SE DIVENTO CAPO DEL MONDO
Atto di risoluzione delle menate energetiche nel mondo

  1. Vediamo di mollarci, ovvero: il costo a consumo energetico privato è polinomiale. Vuol dire che il prezzo in euro per chilowattora diventa tipo k x al quadrato. K è piccolissimissimo. È il coefficiente di costo. x è il numero dei chilowattora che usi. Ad esempio: se k = 0.0000015 euro/kwh, 18000 kwh in un anno fanno 500 euro (che sono 12 bollette da 40 euri l'una). Ma se si consuma la metà, poniamo, cioè 9000 kwh, si spende appena 125 euro l'anno. Supponiamo di fare un risparmio energetico decente rispetto ai 18000kwh (18000 kwh è il consumo medio mondiale pro-capite del 1990) e facciamo 15000. Spendiamo soltanto 350 euro circa. Per contro, consumare molto, ad esempio 20000 kwh, costa 618 euro, e 27000 (cioè il 50% in più) 1130 euro l'anno. Se uno è un minimo furbo scopre di risparmiare una valanga a spegnere la tele o la luce quando esce, perché piccoli consumi spingono in alto, e andare anche poco più in su vuol dire spendere un bel po' di più.

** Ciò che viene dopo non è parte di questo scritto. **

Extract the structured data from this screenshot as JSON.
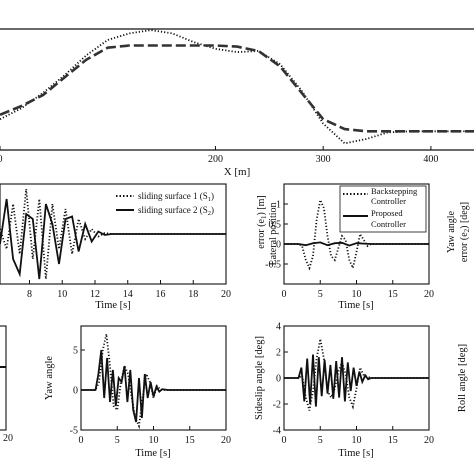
{
  "chart_data": [
    {
      "id": "trajectory",
      "type": "line",
      "xlabel": "X [m]",
      "xlim": [
        0,
        440
      ],
      "ylim": [
        -1,
        4.5
      ],
      "xticks": [
        0,
        200,
        300,
        400
      ],
      "xtick_labels": [
        "0",
        "200",
        "300",
        "400"
      ],
      "series": [
        {
          "style": "dotted",
          "x": [
            0,
            20,
            40,
            60,
            80,
            100,
            120,
            140,
            160,
            180,
            200,
            220,
            240,
            260,
            280,
            300,
            320,
            340,
            360,
            380,
            400,
            420,
            440
          ],
          "y": [
            0.4,
            0.9,
            1.6,
            2.4,
            3.3,
            4.0,
            4.3,
            4.45,
            4.3,
            3.9,
            3.6,
            3.45,
            3.5,
            2.9,
            1.7,
            0.2,
            -0.7,
            -0.5,
            -0.2,
            -0.15,
            -0.15,
            -0.15,
            -0.15
          ]
        },
        {
          "style": "dashed-thick",
          "x": [
            0,
            20,
            40,
            60,
            80,
            100,
            120,
            140,
            160,
            180,
            200,
            220,
            240,
            260,
            280,
            300,
            320,
            340,
            360,
            380,
            400,
            420,
            440
          ],
          "y": [
            0.6,
            1.0,
            1.5,
            2.3,
            3.1,
            3.65,
            3.75,
            3.75,
            3.75,
            3.75,
            3.75,
            3.7,
            3.5,
            2.8,
            1.6,
            0.4,
            -0.05,
            -0.15,
            -0.15,
            -0.15,
            -0.15,
            -0.15,
            -0.15
          ]
        }
      ]
    },
    {
      "id": "sliding-surface",
      "type": "line",
      "xlabel": "Time [s]",
      "xlim": [
        6.2,
        20
      ],
      "ylim": [
        -1,
        1
      ],
      "xticks": [
        8,
        10,
        12,
        14,
        16,
        18,
        20
      ],
      "xtick_labels": [
        "8",
        "10",
        "12",
        "14",
        "16",
        "18",
        "20"
      ],
      "legend": [
        "sliding surface 1 (S1)",
        "sliding surface 2 (S2)"
      ],
      "series": [
        {
          "name": "sliding surface 1 (S1)",
          "style": "dotted",
          "x": [
            6.2,
            6.6,
            7.0,
            7.4,
            7.8,
            8.2,
            8.6,
            9.0,
            9.4,
            9.8,
            10.2,
            10.6,
            11.0,
            11.4,
            11.8,
            12.2,
            12.6,
            13.0,
            14,
            16,
            20
          ],
          "y": [
            0.1,
            -0.3,
            0.6,
            -0.4,
            0.9,
            -0.5,
            0.7,
            -0.9,
            0.6,
            -0.3,
            0.5,
            -0.4,
            0.3,
            -0.1,
            0.1,
            -0.05,
            0.02,
            0.0,
            0.0,
            0.0,
            0.0
          ]
        },
        {
          "name": "sliding surface 2 (S2)",
          "style": "solid",
          "x": [
            6.2,
            6.6,
            7.0,
            7.4,
            7.8,
            8.2,
            8.6,
            9.0,
            9.4,
            9.8,
            10.2,
            10.6,
            11.0,
            11.4,
            11.8,
            12.2,
            12.6,
            13.0,
            14,
            16,
            20
          ],
          "y": [
            -0.2,
            0.7,
            -0.5,
            -0.8,
            0.4,
            0.3,
            -0.9,
            0.6,
            0.2,
            -0.6,
            0.3,
            0.35,
            -0.35,
            0.2,
            -0.15,
            0.05,
            -0.02,
            0.0,
            0.0,
            0.0,
            0.0
          ]
        }
      ]
    },
    {
      "id": "lateral-position-error",
      "type": "line",
      "ylabel": "Lateral position error (e1) [m]",
      "xlabel": "Time [s]",
      "xlim": [
        0,
        20
      ],
      "ylim": [
        -1,
        1.5
      ],
      "xticks": [
        0,
        5,
        10,
        15,
        20
      ],
      "xtick_labels": [
        "0",
        "5",
        "10",
        "15",
        "20"
      ],
      "yticks": [
        -0.5,
        0,
        0.5,
        1
      ],
      "ytick_labels": [
        "-0.5",
        "0",
        "0.5",
        "1"
      ],
      "legend": [
        "Backstepping Controller",
        "Proposed Controller"
      ],
      "series": [
        {
          "name": "Backstepping Controller",
          "style": "dotted",
          "x": [
            0,
            2,
            2.5,
            3,
            3.5,
            4,
            4.5,
            5,
            5.5,
            6,
            6.5,
            7,
            7.5,
            8,
            8.5,
            9,
            9.5,
            10,
            10.5,
            11,
            11.5,
            12,
            13,
            20
          ],
          "y": [
            0,
            0,
            -0.05,
            -0.4,
            -0.6,
            -0.3,
            0.6,
            1.1,
            0.9,
            0.2,
            -0.3,
            -0.4,
            -0.1,
            0.2,
            0.1,
            -0.4,
            -0.6,
            -0.2,
            0.25,
            0.1,
            -0.05,
            0.0,
            0.0,
            0.0
          ]
        },
        {
          "name": "Proposed Controller",
          "style": "solid",
          "x": [
            0,
            2,
            3,
            4,
            5,
            6,
            7,
            8,
            9,
            10,
            11,
            12,
            13,
            20
          ],
          "y": [
            0,
            0,
            -0.03,
            0.02,
            0.04,
            -0.03,
            0.02,
            0.03,
            -0.04,
            0.02,
            0.01,
            0.0,
            0.0,
            0.0
          ]
        }
      ]
    },
    {
      "id": "yaw-angle-error",
      "type": "line",
      "ylabel": "Yaw angle error (e2) [deg]",
      "series": []
    },
    {
      "id": "bottom-left-partial",
      "type": "line",
      "xlabel": "",
      "xlim": [
        18,
        20
      ],
      "ylim": [
        -1,
        1
      ],
      "xticks": [
        20
      ],
      "xtick_labels": [
        "20"
      ],
      "series": [
        {
          "style": "solid",
          "x": [
            18,
            20
          ],
          "y": [
            0,
            0
          ]
        }
      ]
    },
    {
      "id": "yaw-angle",
      "type": "line",
      "ylabel": "Yaw angle",
      "xlabel": "Time [s]",
      "xlim": [
        0,
        20
      ],
      "ylim": [
        -5,
        8
      ],
      "xticks": [
        0,
        5,
        10,
        15,
        20
      ],
      "xtick_labels": [
        "0",
        "5",
        "10",
        "15",
        "20"
      ],
      "yticks": [
        -5,
        0,
        5
      ],
      "ytick_labels": [
        "-5",
        "0",
        "5"
      ],
      "series": [
        {
          "style": "dotted",
          "x": [
            0,
            2,
            2.5,
            3,
            3.5,
            4,
            4.5,
            5,
            5.5,
            6,
            6.5,
            7,
            7.5,
            8,
            8.5,
            9,
            9.5,
            10,
            10.5,
            11,
            12,
            20
          ],
          "y": [
            0,
            0,
            1,
            5,
            7,
            3,
            -2,
            -2.5,
            1,
            3,
            2,
            -1,
            -3.5,
            -4.5,
            -1,
            2,
            1,
            -1,
            0.5,
            0,
            0,
            0
          ]
        },
        {
          "style": "solid",
          "x": [
            0,
            2,
            2.4,
            2.8,
            3.2,
            3.6,
            4.0,
            4.4,
            4.8,
            5.2,
            5.6,
            6.0,
            6.4,
            6.8,
            7.2,
            7.6,
            8.0,
            8.4,
            8.8,
            9.2,
            9.6,
            10.0,
            10.4,
            10.8,
            11.2,
            12,
            20
          ],
          "y": [
            0,
            0,
            2,
            5,
            -1,
            4,
            -1.5,
            2.5,
            -2,
            1.5,
            1,
            3,
            -1.5,
            2.5,
            -2.5,
            -4,
            1.5,
            -3.5,
            2,
            -1,
            1,
            -0.8,
            0.4,
            -0.2,
            0.1,
            0,
            0
          ]
        }
      ]
    },
    {
      "id": "sideslip-angle",
      "type": "line",
      "ylabel": "Sideslip angle [deg]",
      "xlabel": "Time [s]",
      "xlim": [
        0,
        20
      ],
      "ylim": [
        -4,
        4
      ],
      "xticks": [
        0,
        5,
        10,
        15,
        20
      ],
      "xtick_labels": [
        "0",
        "5",
        "10",
        "15",
        "20"
      ],
      "yticks": [
        -4,
        -2,
        0,
        2,
        4
      ],
      "ytick_labels": [
        "-4",
        "-2",
        "0",
        "2",
        "4"
      ],
      "series": [
        {
          "style": "dotted",
          "x": [
            0,
            2,
            2.5,
            3,
            3.5,
            4,
            4.5,
            5,
            5.5,
            6,
            6.5,
            7,
            7.5,
            8,
            8.5,
            9,
            9.5,
            10,
            10.5,
            11,
            12,
            20
          ],
          "y": [
            0,
            0,
            0.2,
            -1.5,
            -2.5,
            -1,
            1.5,
            3,
            1.5,
            -1,
            -1.5,
            -0.8,
            0.5,
            1.2,
            0.3,
            -1.5,
            -2.2,
            -0.8,
            0.8,
            0.2,
            0,
            0
          ]
        },
        {
          "style": "solid",
          "x": [
            0,
            2,
            2.4,
            2.8,
            3.2,
            3.6,
            4.0,
            4.4,
            4.8,
            5.2,
            5.6,
            6.0,
            6.4,
            6.8,
            7.2,
            7.6,
            8.0,
            8.4,
            8.8,
            9.2,
            9.6,
            10.0,
            10.4,
            10.8,
            11.2,
            11.6,
            12,
            20
          ],
          "y": [
            0,
            0,
            0.8,
            -1.8,
            1.5,
            -2,
            1.8,
            -2.2,
            1.6,
            -1.4,
            1.4,
            -1.2,
            1.0,
            -1.6,
            1.3,
            -1.5,
            1.6,
            -1.8,
            1.2,
            -1.0,
            0.8,
            -0.6,
            0.5,
            -0.3,
            0.2,
            -0.1,
            0,
            0
          ]
        }
      ]
    },
    {
      "id": "roll-angle",
      "type": "line",
      "ylabel": "Roll angle [deg]",
      "series": []
    }
  ]
}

  2. Autarchia domestica, ovvero: fotovoltaico e eolico domestico sulle civili abitazioni, per l'illuminazione pubblica, per tutte le cose piccolette. Il rinnovabile a emissioni zero funziona gran bene nel piccolo. Il solare termico fornisca riscaldamento e acqua calda per il più possibile.
  3. Il riscaldamento è fornito centralizzato, come sottoprodotto dell'energia elettrica statale. Poiché è un sottoprodotto, è gratis. Poiché è un sottoprodotto, è diviso per quanto ce n'è fra tutti. Se non ti basta, vai al punto 2.
  4. L'acqua è gratis, non è imbottigliabile, non è convogliabile se non dallo stato.
  5. Raccolta differenziata di tutto il riciclabile possibile. Tutto ciò che è di plastica, escluso ciò che si trova in apposito elenco dove non se ne può fare a meno (attrezzature medicali, eccetera) sia tassato a schifo, tipo dieci euri per un sacchetto di plastica della coop.
  6. Il riciclato di biomassa sia compostato. I prodotti ottenuti siano: usati per fertilizzante per favorire l'agricoltura (compost) e per fornire gas a uso cucina (metano).
  7. L'energia elettrica statale sia ottenuta per mezzo di centrali nucleari pebble bed, scalate in dimensioni tali da servire ogni zona colla minima dispersione.
  8. Il ricavo netto del commercio energetico venga devoluto in massima parte alla ricerca sulla fusione nucleare "pulita" (deuterio deuterio): esiste anche una fusione che ha sottoprodotti radioattivi e sottoprodotti tossici. Quella non la vogliamo. La restante percentuale venga investita nella ricerca sullo sfruttamento di fonti energetiche rinnovabili e "alternative", ad esempio per migliorare l'efficienza del solare e simili.
  9. Non appena sia disponibile il frutto del punto 8, vengano le centrali del punto 7 sostituite da tali centrali a fusione, in un arco di tempo limitato. Ovviamente, il punto 8 viene sostituito in "ricerca su sviluppi futuri per migliorare la situazione".
  10. Tutte i mezzi di trasporto che necessitano ad oggi di un motore a scoppio siano sostituiti da mezzi a cella a combustibile. L'idrogeno per tal cella sia ottenuto per elettrolisi dall'acqua di mare utilizzando parte dell'energia prodotta attraverso le centrali elettriche.
  11. Se scopro che fate i furbi e cercate di fregare tutto il pianeta facendo il comodo vostro, vi spello vivi e vi metto nel sale. Così giusto perché sia chiaro dov'è l'equilibrio di Nash di questo gioco.
Ecco, questo il piano. Ora devo solo trovare chi mi vota.